If I could travel back in time, I would tell Maiman about all the amazing things we can do with lasers now. I would reassure him that he was right, and that we have found countless applications for what his critics called a “solution looking for a problem.

But how do I become a time traveler? This dream of humankind has been the subject of hundreds of books and movies and TV series, proposing all imaginable ways of traveling through time. The problem is, they all belong to the realm of science fiction. So tough luck, Kaliudis, you can’t tell Maiman what a brilliant invention the laser turned out to be. Or can you? What would Einstein say? After all, our modern-day perception of the universe is based on his theories of general and special relativity. And it was a laser interferometer that proved the existence of gravitational waves, as Einstein had predicted.
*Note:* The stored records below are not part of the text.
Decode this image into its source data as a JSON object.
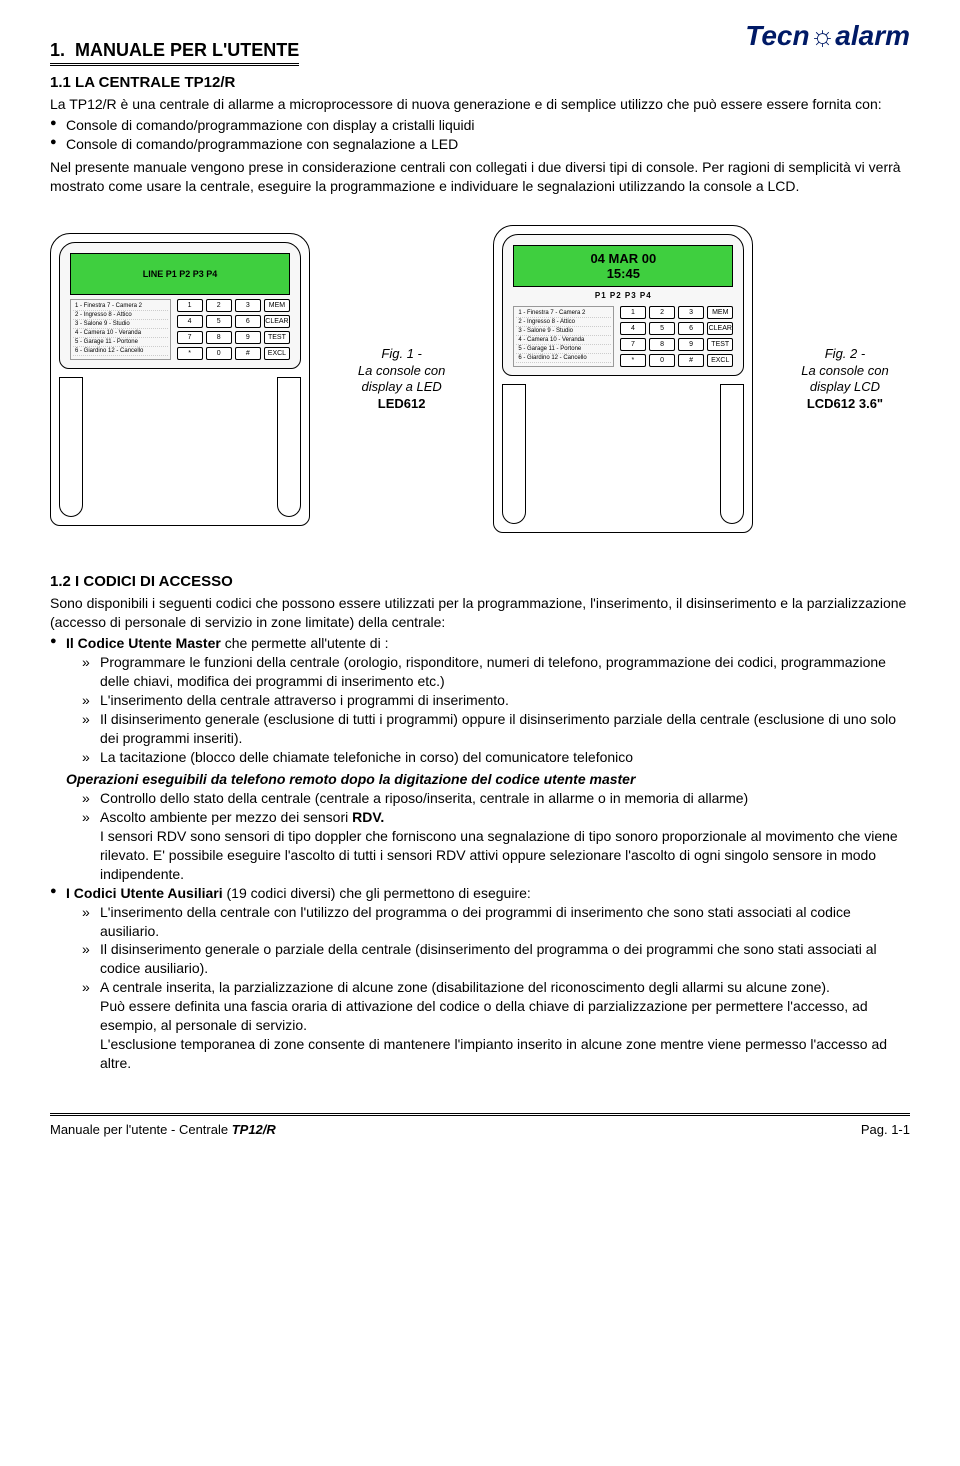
{
  "logo_text": "Tecn",
  "logo_text2": "alarm",
  "section1": {
    "number": "1.",
    "title": "MANUALE PER L'UTENTE"
  },
  "sub11": {
    "number": "1.1",
    "title": "LA CENTRALE TP12/R",
    "intro": "La TP12/R è una centrale di allarme a microprocessore di nuova generazione e di semplice utilizzo che può essere essere fornita con:",
    "bullets": [
      "Console di comando/programmazione con display a cristalli liquidi",
      "Console di comando/programmazione con segnalazione a LED"
    ],
    "after": "Nel presente manuale vengono prese in considerazione centrali con collegati i due diversi tipi di console. Per ragioni di semplicità vi verrà mostrato come usare la centrale, eseguire la programmazione e individuare le segnalazioni utilizzando la console a LCD."
  },
  "console1": {
    "lcd_line_label": "LINE P1 P2 P3 P4",
    "zones": [
      "1 - Finestra  7 - Camera 2",
      "2 - Ingresso  8 - Attico",
      "3 - Salone  9 - Studio",
      "4 - Camera  10 - Veranda",
      "5 - Garage  11 - Portone",
      "6 - Giardino  12 - Cancello"
    ],
    "keys": [
      "1",
      "2",
      "3",
      "MEM",
      "4",
      "5",
      "6",
      "CLEAR",
      "7",
      "8",
      "9",
      "TEST",
      "*",
      "0",
      "#",
      "EXCL"
    ]
  },
  "console2": {
    "lcd_line1": "04 MAR 00",
    "lcd_line2": "15:45",
    "p_row": "P1 P2 P3 P4",
    "zones": [
      "1 - Finestra  7 - Camera 2",
      "2 - Ingresso  8 - Attico",
      "3 - Salone  9 - Studio",
      "4 - Camera  10 - Veranda",
      "5 - Garage  11 - Portone",
      "6 - Giardino  12 - Cancello"
    ],
    "keys": [
      "1",
      "2",
      "3",
      "MEM",
      "4",
      "5",
      "6",
      "CLEAR",
      "7",
      "8",
      "9",
      "TEST",
      "*",
      "0",
      "#",
      "EXCL"
    ]
  },
  "fig1": {
    "line1": "Fig. 1 -",
    "line2": "La console con display a LED",
    "model": "LED612"
  },
  "fig2": {
    "line1": "Fig. 2 -",
    "line2": "La console con display LCD",
    "model": "LCD612 3.6\""
  },
  "sub12": {
    "number": "1.2",
    "title": "I CODICI DI ACCESSO",
    "intro": "Sono disponibili i seguenti codici che possono essere utilizzati per la programmazione, l'inserimento, il disinserimento e la parzializzazione (accesso di personale di servizio in zone limitate) della centrale:",
    "master_label": "Il Codice Utente Master",
    "master_after": " che permette all'utente di :",
    "master_subs": [
      "Programmare le funzioni della centrale (orologio, risponditore, numeri di telefono, programmazione dei codici, programmazione delle chiavi, modifica dei programmi di inserimento etc.)",
      "L'inserimento della centrale attraverso i programmi di inserimento.",
      "Il disinserimento generale (esclusione di tutti i programmi) oppure il disinserimento parziale della centrale (esclusione di uno solo dei programmi inseriti).",
      "La tacitazione (blocco delle chiamate telefoniche in corso) del comunicatore telefonico"
    ],
    "ops_title": "Operazioni eseguibili da telefono remoto dopo la digitazione del codice utente master",
    "ops_subs_1": "Controllo dello stato della centrale (centrale a riposo/inserita, centrale in allarme o in memoria di allarme)",
    "ops_subs_2a": "Ascolto ambiente per mezzo dei sensori ",
    "ops_subs_2b": "RDV.",
    "rdv_para": "I sensori RDV sono sensori di tipo doppler che forniscono una segnalazione di tipo sonoro proporzionale al movimento che viene rilevato. E' possibile eseguire l'ascolto di tutti i sensori RDV attivi oppure selezionare l'ascolto di ogni singolo sensore in modo indipendente.",
    "aux_label": "I Codici Utente Ausiliari",
    "aux_after": " (19 codici diversi) che gli permettono di eseguire:",
    "aux_subs": [
      "L'inserimento della centrale con l'utilizzo del programma o dei programmi di inserimento che sono stati associati al codice ausiliario.",
      "Il disinserimento generale o parziale della centrale (disinserimento del programma o dei programmi che sono stati associati al codice ausiliario).",
      "A centrale inserita, la parzializzazione di alcune zone (disabilitazione del riconoscimento degli allarmi su alcune zone)."
    ],
    "aux_tail1": "Può essere definita una fascia oraria di attivazione del codice o della chiave di parzializzazione per permettere l'accesso, ad esempio, al personale di servizio.",
    "aux_tail2": "L'esclusione temporanea di zone consente di mantenere l'impianto inserito in alcune zone mentre viene permesso l'accesso ad altre."
  },
  "footer": {
    "left_pre": "Manuale per l'utente - Centrale ",
    "left_model": "TP12/R",
    "right": "Pag. 1-1"
  },
  "colors": {
    "lcd_bg": "#3fcf3f",
    "logo": "#001a66"
  }
}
IN SHORT, if I follow Einstein’s theories, I could travel back in time through a wormhole, provided it remains stable for long enough and creates a passage that links different points in the space-time continuum. So that’s feasible. As for the vehicle for my journey through time, I would ask Elon Musk to lend me a spacecraft from his SpaceX project.

After witnessing the birth of the laser, I would climb back into my spaceship and return to Earth barely older than I was when I left, thanks to the time dilation effect. Accelerating the engines to close to the speed of light, I would cruise through space for a while, but time would pass more slowly for me up there than for the folks back on Earth. I would land in 2020 and be able to join in the party to celebrate the laser’s 60th anniversary.

Of course, that’s all on condition that my journey back in time doesn’t trigger a butterfly effect, leading to a kind of grandfather paradox that would make my own future existence and that of the laser impossible.